Dalam kondisi tertentu mungkin perempuan bisa merasa nyaman dengan mengenakan jilbab, seperti perempuan yang berkarier sebagai pegawai kantoran, lingkungan kerja yang nyaman, adem karena AC, tidak banyak beraktifitas yang memforsir tenaga sehingga perempuan yang seperti ini merasa enjoy disaat berktifitas tanpa menggunkan jilbab. Akan berbeda lagi jika ada seorang perempuan yang bekerja sebagai buruh tani, pekerja rumah tangga, taupun pekerjaan serabutan lainnya yang tiap saat bergelut dengan keringat dan panas matahari. Jilbab merupakan jenis pakaian untuk tipe kerja yang seperti penulis sebutkan tersebut. Alasannya jilbab bisa mengganggu dalam beraktifitas. Disamping panas dan gerah, penggunaan jilbab mengganggu dalam bekerja. Ukuran berpakaian sopan tidaklah bijak jika perempuan diharuskan untuk berjilbab, asal berpakaian sepantasnya serta tidak mengundang syahwat, menurut hemat penulis ini cukup aman untuk keselamatan perempuan dalam mengantisipasi pelecehan seksual dari laki-laki. Bukankah sudah cukup sopan jika design pakaian saat ini (masih dalam koridor kepantasan umum) sudah menutup dada dengan baik? Sehingga ayat yang memerintahkan untuk menjulurkan kain sampai menutup dada, ini sudah ada dalam design baju zaman sekarang.

Berkenaan dengan pernyataan dari seorang yang mengaku ustad, ahli tafsir ataupun kyai tentang wajib hukumnya  penggunaan jilbab bagi perempuan, sangatlah tidak memperhatikan sisi lain dari masyarakat kita yang berbeda sekali dengan masyarakat di wilayah timur tengah.
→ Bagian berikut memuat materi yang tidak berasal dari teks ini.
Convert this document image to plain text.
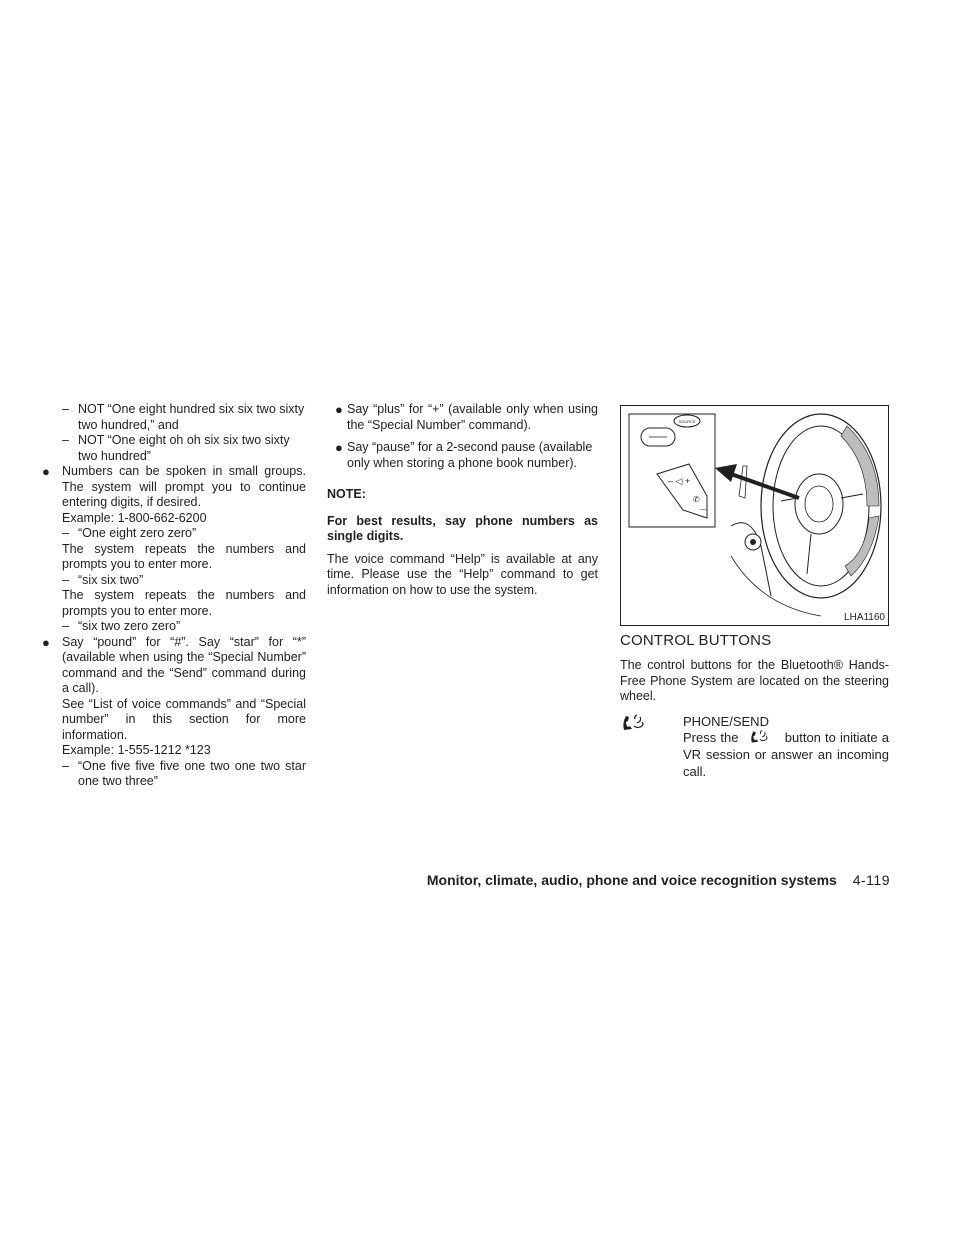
– NOT “One eight hundred six six two sixty two hundred,” and

– NOT “One eight oh oh six six two sixty two hundred”

● Numbers can be spoken in small groups. The system will prompt you to continue entering digits, if desired.

Example: 1-800-662-6200

– “One eight zero zero”

The system repeats the numbers and prompts you to enter more.

– “six six two”

The system repeats the numbers and prompts you to enter more.

– “six two zero zero”

● Say “pound” for “#”. Say “star” for “*” (available when using the “Special Number” command and the “Send” command during a call).

See “List of voice commands” and “Special number” in this section for more information.

Example: 1-555-1212 *123

– “One five five five one two one two star one two three”

● Say “plus” for “+” (available only when using the “Special Number” command).

● Say “pause” for a 2-second pause (available only when storing a phone book number).

NOTE:

For best results, say phone numbers as single digits.

The voice command “Help” is available at any time. Please use the “Help” command to get information on how to use the system.

SOURCE
– ◁ +
✆
⌒
LHA1160
CONTROL BUTTONS

The control buttons for the Bluetooth® Hands-Free Phone System are located on the steering wheel.

PHONE/SEND
Press the	button to initiate a VR session or answer an incoming call.
Monitor, climate, audio, phone and voice recognition systems 4-119
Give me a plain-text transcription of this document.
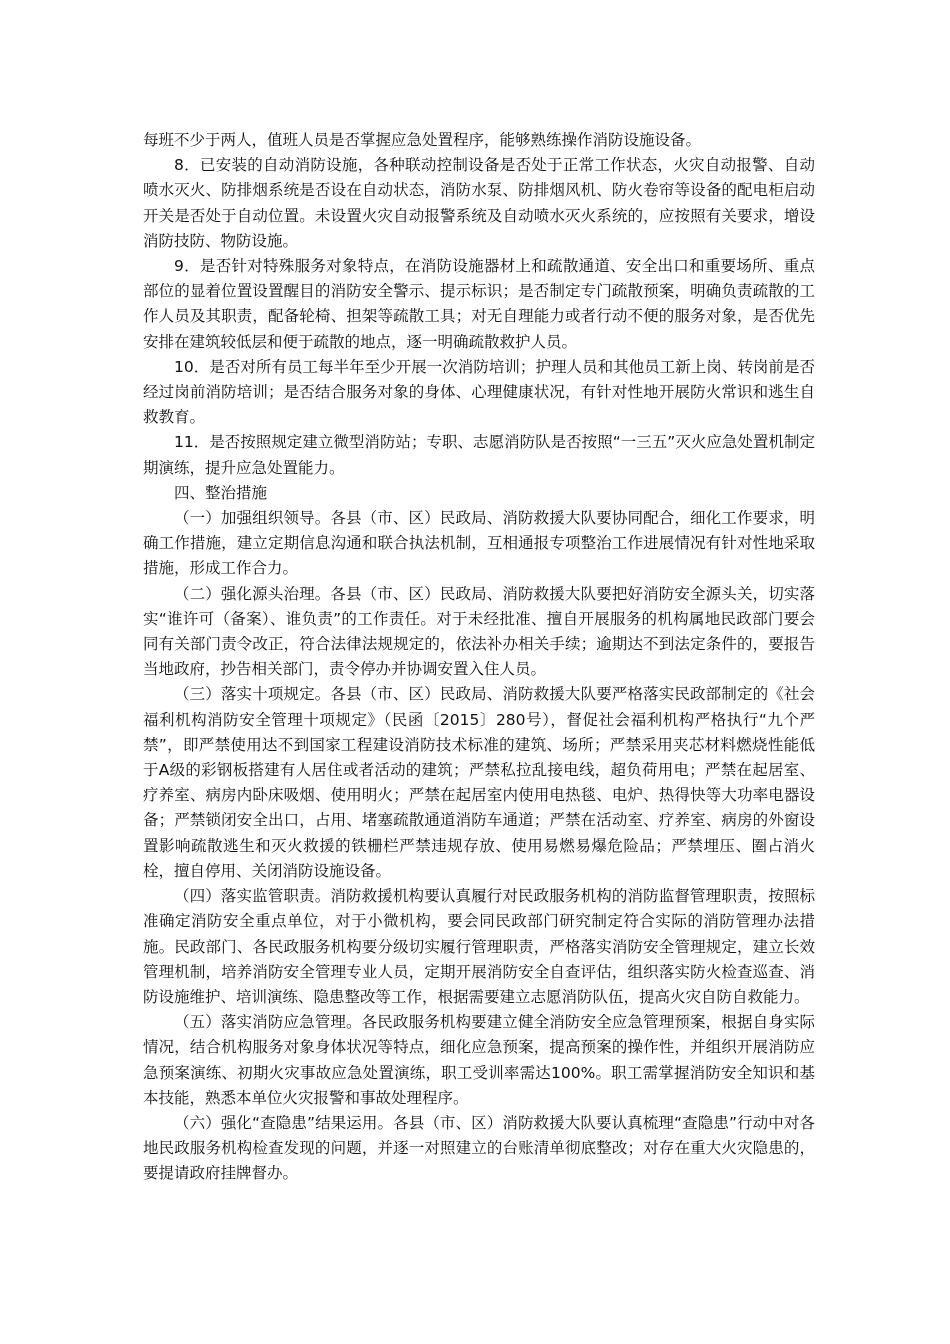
每班不少于两人，值班人员是否掌握应急处置程序，能够熟练操作消防设施设备。

8．已安装的自动消防设施，各种联动控制设备是否处于正常工作状态，火灾自动报警、自动喷水灭火、防排烟系统是否设在自动状态，消防水泵、防排烟风机、防火卷帘等设备的配电柜启动开关是否处于自动位置。未设置火灾自动报警系统及自动喷水灭火系统的，应按照有关要求，增设消防技防、物防设施。

9．是否针对特殊服务对象特点，在消防设施器材上和疏散通道、安全出口和重要场所、重点部位的显着位置设置醒目的消防安全警示、提示标识；是否制定专门疏散预案，明确负责疏散的工作人员及其职责，配备轮椅、担架等疏散工具；对无自理能力或者行动不便的服务对象，是否优先安排在建筑较低层和便于疏散的地点，逐一明确疏散救护人员。

10．是否对所有员工每半年至少开展一次消防培训；护理人员和其他员工新上岗、转岗前是否经过岗前消防培训；是否结合服务对象的身体、心理健康状况，有针对性地开展防火常识和逃生自救教育。

11．是否按照规定建立微型消防站；专职、志愿消防队是否按照“一三五”灭火应急处置机制定期演练，提升应急处置能力。

四、整治措施

（一）加强组织领导。各县（市、区）民政局、消防救援大队要协同配合，细化工作要求，明确工作措施，建立定期信息沟通和联合执法机制，互相通报专项整治工作进展情况有针对性地采取措施，形成工作合力。

（二）强化源头治理。各县（市、区）民政局、消防救援大队要把好消防安全源头关，切实落实“谁许可（备案）、谁负责”的工作责任。对于未经批准、擅自开展服务的机构属地民政部门要会同有关部门责令改正，符合法律法规规定的，依法补办相关手续；逾期达不到法定条件的，要报告当地政府，抄告相关部门，责令停办并协调安置入住人员。

（三）落实十项规定。各县（市、区）民政局、消防救援大队要严格落实民政部制定的《社会福利机构消防安全管理十项规定》（民函〔2015〕280号），督促社会福利机构严格执行“九个严禁”，即严禁使用达不到国家工程建设消防技术标准的建筑、场所；严禁采用夹芯材料燃烧性能低于A级的彩钢板搭建有人居住或者活动的建筑；严禁私拉乱接电线，超负荷用电；严禁在起居室、疗养室、病房内卧床吸烟、使用明火；严禁在起居室内使用电热毯、电炉、热得快等大功率电器设备；严禁锁闭安全出口，占用、堵塞疏散通道消防车通道；严禁在活动室、疗养室、病房的外窗设置影响疏散逃生和灭火救援的铁栅栏严禁违规存放、使用易燃易爆危险品；严禁埋压、圈占消火栓，擅自停用、关闭消防设施设备。

（四）落实监管职责。消防救援机构要认真履行对民政服务机构的消防监督管理职责，按照标准确定消防安全重点单位，对于小微机构，要会同民政部门研究制定符合实际的消防管理办法措施。民政部门、各民政服务机构要分级切实履行管理职责，严格落实消防安全管理规定，建立长效管理机制，培养消防安全管理专业人员，定期开展消防安全自查评估，组织落实防火检查巡查、消防设施维护、培训演练、隐患整改等工作，根据需要建立志愿消防队伍，提高火灾自防自救能力。

（五）落实消防应急管理。各民政服务机构要建立健全消防安全应急管理预案，根据自身实际情况，结合机构服务对象身体状况等特点，细化应急预案，提高预案的操作性，并组织开展消防应急预案演练、初期火灾事故应急处置演练，职工受训率需达100%。职工需掌握消防安全知识和基本技能，熟悉本单位火灾报警和事故处理程序。

（六）强化“查隐患”结果运用。各县（市、区）消防救援大队要认真梳理“查隐患”行动中对各地民政服务机构检查发现的问题，并逐一对照建立的台账清单彻底整改；对存在重大火灾隐患的，要提请政府挂牌督办。
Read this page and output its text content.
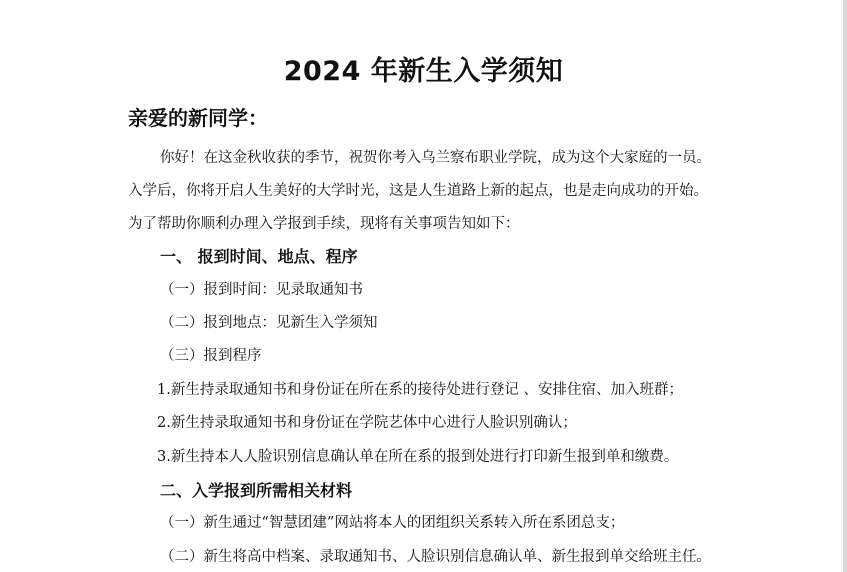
2024 年新生入学须知
亲爱的新同学：
你好！在这金秋收获的季节，祝贺你考入乌兰察布职业学院，成为这个大家庭的一员。
入学后，你将开启人生美好的大学时光，这是人生道路上新的起点，也是走向成功的开始。
为了帮助你顺利办理入学报到手续，现将有关事项告知如下：
一、 报到时间、地点、程序
（一）报到时间：见录取通知书
（二）报到地点：见新生入学须知
（三）报到程序
1.新生持录取通知书和身份证在所在系的接待处进行登记 、安排住宿、加入班群；
2.新生持录取通知书和身份证在学院艺体中心进行人脸识别确认；
3.新生持本人人脸识别信息确认单在所在系的报到处进行打印新生报到单和缴费。
二、入学报到所需相关材料
（一）新生通过“智慧团建”网站将本人的团组织关系转入所在系团总支；
（二）新生将高中档案、录取通知书、人脸识别信息确认单、新生报到单交给班主任。
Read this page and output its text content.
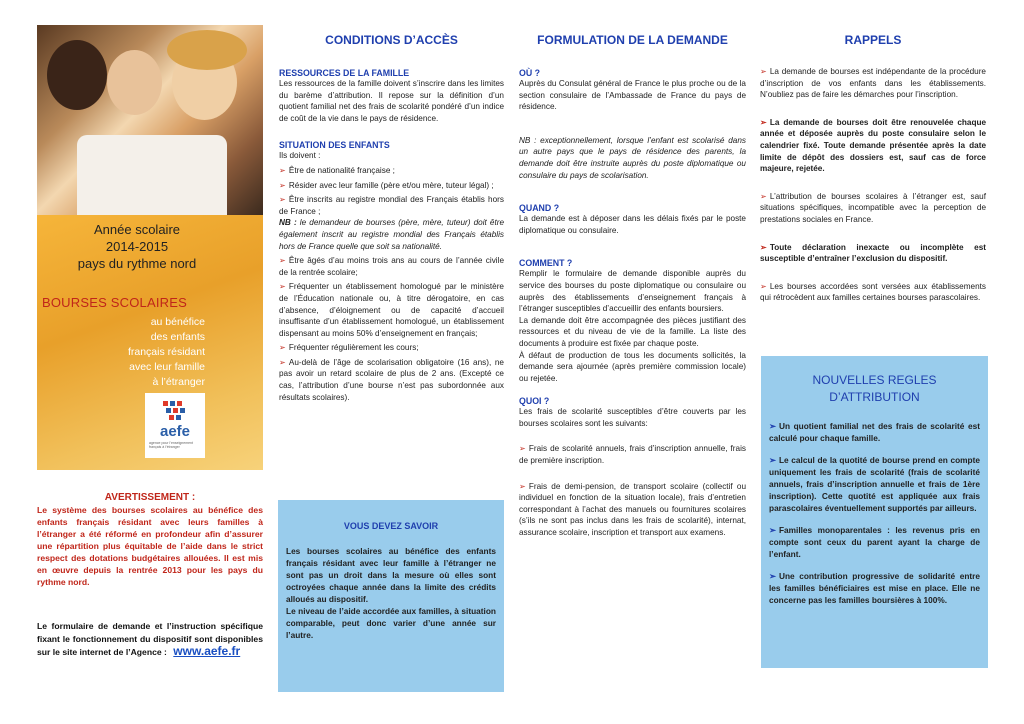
Année scolaire
2014-2015
pays du rythme nord
BOURSES SCOLAIRES
au bénéfice
des enfants
français résidant
avec leur famille
à l’étranger
aefe
agence pour l’enseignement français à l’étranger
AVERTISSEMENT :
Le système des bourses scolaires au bénéfice des enfants français résidant avec leurs familles à l’étranger a été réformé en profondeur afin d’assurer une répartition plus équitable de l’aide dans le strict respect des dotations budgétaires allouées. Il est mis en œuvre depuis la rentrée 2013 pour les pays du rythme nord.
Le formulaire de demande et l’instruction spécifique fixant le fonctionnement du dispositif sont disponibles sur le site internet de l’Agence : www.aefe.fr
CONDITIONS D’ACCÈS	FORMULATION DE LA DEMANDE	RAPPELS
RESSOURCES DE LA FAMILLE
Les ressources de la famille doivent s’inscrire dans les limites du barème d’attribution. Il repose sur la définition d’un quotient familial net des frais de scolarité pondéré d’un indice de coût de la vie dans le pays de résidence.
SITUATION DES ENFANTS

Ils doivent :

➢ Être de nationalité française ;

➢ Résider avec leur famille (père et/ou mère, tuteur légal) ;

➢ Être inscrits au registre mondial des Français établis hors de France ;

NB : le demandeur de bourses (père, mère, tuteur) doit être également inscrit au registre mondial des Français établis hors de France quelle que soit sa nationalité.

➢ Être âgés d’au moins trois ans au cours de l’année civile de la rentrée scolaire;

➢ Fréquenter un établissement homologué par le ministère de l’Éducation nationale ou, à titre dérogatoire, en cas d’absence, d’éloignement ou de capacité d’accueil insuffisante d’un établissement homologué, un établissement dispensant au moins 50% d’enseignement en français;

➢ Fréquenter régulièrement les cours;

➢ Au-delà de l’âge de scolarisation obligatoire (16 ans), ne pas avoir un retard scolaire de plus de 2 ans. (Excepté ce cas, l’attribution d’une bourse n’est pas subordonnée aux résultats scolaires).

VOUS DEVEZ SAVOIR

Les bourses scolaires au bénéfice des enfants français résidant avec leur famille à l’étranger ne sont pas un droit dans la mesure où elles sont octroyées chaque année dans la limite des crédits alloués au dispositif.

Le niveau de l’aide accordée aux familles, à situation comparable, peut donc varier d’une année sur l’autre.

OÙ ?
Auprès du Consulat général de France le plus proche ou de la section consulaire de l’Ambassade de France du pays de résidence.
NB : exceptionnellement, lorsque l’enfant est scolarisé dans un autre pays que le pays de résidence des parents, la demande doit être instruite auprès du poste diplomatique ou consulaire du pays de scolarisation.
QUAND ?
La demande est à déposer dans les délais fixés par le poste diplomatique ou consulaire.
COMMENT ?

Remplir le formulaire de demande disponible auprès du service des bourses du poste diplomatique ou consulaire ou auprès des établissements d’enseignement français à l’étranger susceptibles d’accueillir des enfants boursiers.

La demande doit être accompagnée des pièces justifiant des ressources et du niveau de vie de la famille. La liste des documents à produire est fixée par chaque poste.

À défaut de production de tous les documents sollicités, la demande sera ajournée (après première commission locale) ou rejetée.

QUOI ?

Les frais de scolarité susceptibles d’être couverts par les bourses scolaires sont les suivants:

➢ Frais de scolarité annuels, frais d’inscription annuelle, frais de première inscription.

➢ Frais de demi-pension, de transport scolaire (collectif ou individuel en fonction de la situation locale), frais d’entretien correspondant à l’achat des manuels ou fournitures scolaires (s’ils ne sont pas inclus dans les frais de scolarité), internat, assurance scolaire, inscription et transport aux examens.

➢ La demande de bourses est indépendante de la procédure d’inscription de vos enfants dans les établissements. N’oubliez pas de faire les démarches pour l’inscription.

➢ La demande de bourses doit être renouvelée chaque année et déposée auprès du poste consulaire selon le calendrier fixé. Toute demande présentée après la date limite de dépôt des dossiers est, sauf cas de force majeure, rejetée.

➢ L’attribution de bourses scolaires à l’étranger est, sauf situations spécifiques, incompatible avec la perception de prestations sociales en France.

➢ Toute déclaration inexacte ou incomplète est susceptible d’entraîner l’exclusion du dispositif.

➢ Les bourses accordées sont versées aux établissements qui rétrocèdent aux familles certaines bourses parascolaires.

NOUVELLES REGLES
D’ATTRIBUTION

➢ Un quotient familial net des frais de scolarité est calculé pour chaque famille.

➢ Le calcul de la quotité de bourse prend en compte uniquement les frais de scolarité (frais de scolarité annuels, frais d’inscription annuelle et frais de 1ère inscription). Cette quotité est appliquée aux frais parascolaires éventuellement supportés par ailleurs.

➢ Familles monoparentales : les revenus pris en compte sont ceux du parent ayant la charge de l’enfant.

➢ Une contribution progressive de solidarité entre les familles bénéficiaires est mise en place. Elle ne concerne pas les familles boursières à 100%.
Turunnya ayat dalam Al Qur’an yang berkenaan dengan perintah menggunakan jilbab, seharusnya dalam penafsirannya jangan sampai meninggalkan sebab musabab turunnya Ayat serta penafsiran yang tidak tercerabut visi Islam itu sendiri sebagai teologi pembebasan. Agama yang mampu menjawab semua persoalan yang ada dimuka bumi ini, bukan malah menambah persoalan.

Semoga seklumit tulisan diatas mampu memancing pembaca untuk selalu berfikir kritis atas berbagai macam persoalan yang ada disekitar kita. Sekali lagi Islam diturunkan menjadi solusi bukan menjadi masalah baru di masyarakat. Cuma penafsiran dari ayat-ayat Al Qur’an lah yang terkadang berbeda-beda, sehingga terjadi perselisihan antar umat islam itu sendiri.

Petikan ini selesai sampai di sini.